Both parties clearly believe his compassion is on the ballot.

That’s why it was so critical for him to push back fast, hard and repeatedly against the losers-and-suckers storyline. While Trump has said it wasn’t true that he used those words to describe soldiers who died in France in World War I, his focus, and that of White House aides, has been to discredit the story by shooting holes in other parts of it. Even fighting over the words themselves creates an echo of them that is politically perilous for the president.

“It was smart of Trump and the campaign to jump in to try and debunk this story because ignoring it could be very damaging to his re-election campaign with voters across the board,” said Ron Bonjean, a Republican strategist who helped shepherd Supreme Court Justice Neil Gorsuch through Senate confirmation hearings for the White House.

This is a problem of his own making. Trump defines himself as a winner. Anyone else who is with him at any given moment gets to wear that label, too. But anyone who criticizes him or leaves his circle is suddenly his enemy. There is no middle ground, no room for a civil understanding of differences. His attacks on veterans with distinguished records of service are prolific.

Jim Mattis, Trump’s first defense secretary and a retired four-star Marine Corps general, was “the world’s most overrated general” in Trump’s estimation. John Kelly, another retired four-star Marine Corps general who served as Trump’s chief of staff, can’t “keep his mouth shut” and was in “way over his head,” Trump said. John McCain, a fellow Republican who tangled with Trump politically, was deemed a loser for being captured during the Vietnam War.

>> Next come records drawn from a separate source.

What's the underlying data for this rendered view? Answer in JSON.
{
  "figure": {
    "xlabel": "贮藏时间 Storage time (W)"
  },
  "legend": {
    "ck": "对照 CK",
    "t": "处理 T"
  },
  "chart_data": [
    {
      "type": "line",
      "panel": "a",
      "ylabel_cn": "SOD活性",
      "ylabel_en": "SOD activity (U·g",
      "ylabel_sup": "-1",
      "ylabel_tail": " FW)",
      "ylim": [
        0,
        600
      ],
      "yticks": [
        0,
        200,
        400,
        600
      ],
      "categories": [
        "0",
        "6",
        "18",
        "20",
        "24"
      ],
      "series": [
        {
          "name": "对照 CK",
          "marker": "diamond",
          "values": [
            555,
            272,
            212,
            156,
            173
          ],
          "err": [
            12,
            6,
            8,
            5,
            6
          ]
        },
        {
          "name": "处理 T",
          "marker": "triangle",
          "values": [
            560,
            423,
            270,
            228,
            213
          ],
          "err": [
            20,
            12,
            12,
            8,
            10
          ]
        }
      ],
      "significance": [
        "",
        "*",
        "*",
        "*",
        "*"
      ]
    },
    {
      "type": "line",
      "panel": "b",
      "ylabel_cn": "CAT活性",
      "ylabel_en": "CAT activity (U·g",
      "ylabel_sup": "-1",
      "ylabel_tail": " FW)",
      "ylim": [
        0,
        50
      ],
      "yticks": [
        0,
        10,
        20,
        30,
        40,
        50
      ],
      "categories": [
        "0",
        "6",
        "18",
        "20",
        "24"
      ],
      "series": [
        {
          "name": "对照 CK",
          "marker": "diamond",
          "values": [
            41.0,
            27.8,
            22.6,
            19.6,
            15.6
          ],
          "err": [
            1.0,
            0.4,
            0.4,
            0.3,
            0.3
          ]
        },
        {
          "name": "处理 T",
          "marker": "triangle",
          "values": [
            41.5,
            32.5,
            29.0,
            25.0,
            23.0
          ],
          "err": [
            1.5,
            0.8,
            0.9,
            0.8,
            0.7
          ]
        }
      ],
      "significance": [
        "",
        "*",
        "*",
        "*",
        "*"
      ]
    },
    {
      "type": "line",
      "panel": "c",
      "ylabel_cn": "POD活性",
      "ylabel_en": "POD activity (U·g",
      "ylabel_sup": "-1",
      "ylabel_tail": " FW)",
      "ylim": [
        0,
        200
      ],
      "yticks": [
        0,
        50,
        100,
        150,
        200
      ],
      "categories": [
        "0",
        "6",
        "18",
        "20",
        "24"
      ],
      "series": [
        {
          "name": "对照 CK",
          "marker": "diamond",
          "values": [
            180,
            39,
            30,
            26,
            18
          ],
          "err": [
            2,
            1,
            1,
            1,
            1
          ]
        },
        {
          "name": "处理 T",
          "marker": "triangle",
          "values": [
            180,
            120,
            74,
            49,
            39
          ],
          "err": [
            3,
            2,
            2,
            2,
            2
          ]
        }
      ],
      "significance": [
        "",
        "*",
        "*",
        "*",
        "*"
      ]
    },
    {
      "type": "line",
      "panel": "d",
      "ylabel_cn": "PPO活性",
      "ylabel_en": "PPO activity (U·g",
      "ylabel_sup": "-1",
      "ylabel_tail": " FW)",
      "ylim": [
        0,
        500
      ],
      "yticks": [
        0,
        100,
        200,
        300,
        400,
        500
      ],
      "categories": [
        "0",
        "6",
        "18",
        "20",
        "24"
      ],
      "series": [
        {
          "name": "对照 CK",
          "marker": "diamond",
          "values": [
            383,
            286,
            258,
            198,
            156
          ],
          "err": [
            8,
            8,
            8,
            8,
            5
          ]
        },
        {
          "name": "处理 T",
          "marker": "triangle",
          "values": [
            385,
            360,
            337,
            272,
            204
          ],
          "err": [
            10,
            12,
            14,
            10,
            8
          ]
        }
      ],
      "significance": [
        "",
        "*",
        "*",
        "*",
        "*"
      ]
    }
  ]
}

As polling shows Trump has already lost serious ground with active-duty service members, a fight over whether he thinks their fallen compatriots are suckers and losers isn’t just dangerous for his standing with them and their families. More broadly, it shines a brighter light on Biden’s effort to cast him as failing to understand the selfless sacrifices millions of Americans make for their communities and their countrymen every day.